Q: On a recent trip to London, I saw the Royal Shakespeare Company’s production of Antony and Cleopatra. Hence this question. How did the phrase “blown rose” come to mean a rose that’s bloomed?
A: Let’s set the scene for anyone who isn’t familiar with the passage in Shakespeare’s play. When Cleopatra is told that a messenger from Caesar has arrived, she remarks to her ladies-in-waiting:
What, no more ceremony? See, my women!
Against the blown rose may they stop their nose
That kneel’d unto the buds. Admit him, sir.”
The bud that once brought admirers to their knees is now a fading flower that no one stops to sniff.
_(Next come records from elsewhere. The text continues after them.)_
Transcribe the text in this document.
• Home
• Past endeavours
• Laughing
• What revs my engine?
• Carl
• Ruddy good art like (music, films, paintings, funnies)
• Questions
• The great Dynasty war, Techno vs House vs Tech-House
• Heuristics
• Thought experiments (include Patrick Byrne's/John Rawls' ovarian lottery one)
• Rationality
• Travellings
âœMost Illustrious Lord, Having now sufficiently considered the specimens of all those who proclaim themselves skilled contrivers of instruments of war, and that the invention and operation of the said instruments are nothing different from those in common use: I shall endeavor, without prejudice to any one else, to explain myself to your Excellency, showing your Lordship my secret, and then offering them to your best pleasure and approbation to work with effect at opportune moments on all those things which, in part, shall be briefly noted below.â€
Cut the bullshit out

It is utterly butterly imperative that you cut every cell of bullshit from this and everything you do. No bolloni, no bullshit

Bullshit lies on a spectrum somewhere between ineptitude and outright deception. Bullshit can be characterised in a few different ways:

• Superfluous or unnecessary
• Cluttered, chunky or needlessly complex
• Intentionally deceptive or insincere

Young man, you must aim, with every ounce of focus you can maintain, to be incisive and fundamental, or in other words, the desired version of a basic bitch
The adjective “blown” has been used since Anglo-Saxon times to mean “in bloom” or “having bloomed” (the usage in Antony and Cleopatra), according to the Oxford English Dictionary.
However, the phrasal adjective “full-blown” is more common today in describing a flower at its peak, as well as anything else that’s fully developed.
When “blown” is used by itself now to describe a flower, it often refers to one that’s over the hill, according to our searches of digital databases.
How, you ask, did the adjective “blown” get its flowering sense?
We’ll have to go back to the Anglo-Saxons, when Old English had two distinct verbs “blow,” according to John Ayto’s Dictionary of Word Origins.
One verb, written bláwan in Old English, meant to send out air, while the other, blówan, meant to come into flower. They had the same past tense, bléow.
The American Heritage Dictionary of Indo-European Roots traces the air sense to the reconstructed base bhlē- and the flowering sense to bhel-, but it says the two roots were “possibly identical” in prehistoric times.
Both verbs “blow” are now in standard dictionaries, with identical spellings and conjugations, but the “blow” that refers to the movement of air is much more common than the one that refers to flowering.
The earliest example in the OED for “blow” in the flowering sense is from Old English Leechdoms, a medical work dated at around 1000: “Ðonne heo grewð & blewð” (“When they grow and blow”).
The two earliest Oxford example for the verb with the airy sense are from the West Saxon Gospels (circa 1000), a translation of the four Gospels from Latin into the West Saxon dialect of Old English.
Here’s an example from the Book of Luke: “Þonne ge geseoð suðan blawan” (“When the south wind blows”).
We’ll end with two lines from “The Lotos-Eaters,” an 1832 poem by Tennyson:
There is sweet music here that softer falls
Than petals from blown roses on the grass.